Baik Gita maupun Ezra mengangguk setuju. Lebih cepat akan lebih baik pula. Mereka masih memiliki tugas mengaransemen ulang beberapa lagu cover yang akan mereka bawakan juga di F2WL. Dengan begitu, Mada langsung mengirimkan di group chat supaya Faza, Adrian, dan Gio bisa bergabung untuk menyelesaikan track mereka. Untuk saat ini, Bianca dan Giselle belum diperlukan untuk hadir. Namun mereka akan sangat diperlukan saat rekaman nanti.

"Yo, lo enggak lupa bawa saxophone lo, kan?" tanya Mada memutar kursinya menghadap pintu masuk studio ketika mendengar suara Mada yang baru saja datang.

"Ih, lo, kan, enggak bilang kalo gue harus bawa. Ya, enggak gue bawa ke sini, lah." Gio yang hendak menyandarkan tubuhnya di sofa menatap Mada sinis.

"Terus lo ke sini mau ngapain? Gue enggak ada saxophone di sini." Mada membalas tatapan Gio tak kalah sinis.

Gio beranjak dari duduknya dengan kesal, "Emang enggak suka liat gue istirahat bentar, ya, lo pada. Bentar, gue ambil di mobil dulu."

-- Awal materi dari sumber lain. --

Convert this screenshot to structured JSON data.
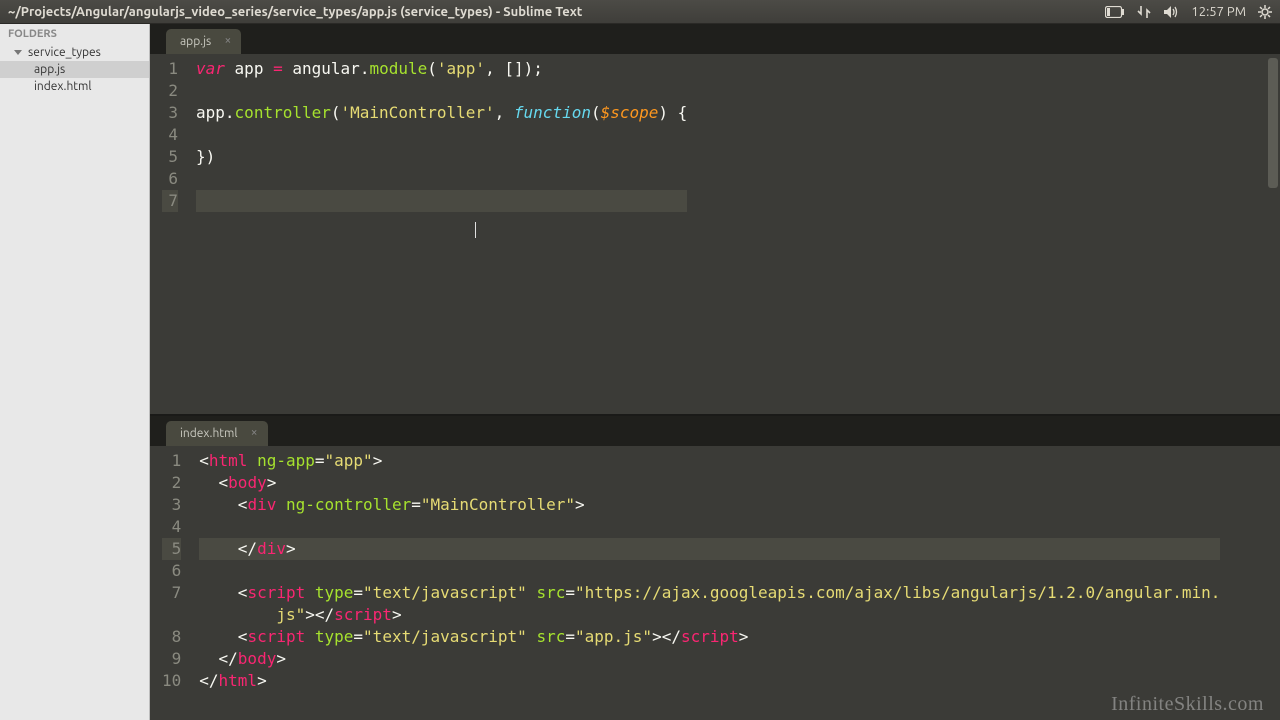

Sebenarnya, siapa yang dikerjai dan mengerjai? Baik Gita, Ezra, Mada, Faza, dan Adrian yang ada di studio mengira bahwa Gio meninggalkan alat musik tiup itu di rumah. Nyatanya, Gio hanya meninggalkan saxophone-nya di mobilnya yang terparkir tepat di halaman rumah Mada.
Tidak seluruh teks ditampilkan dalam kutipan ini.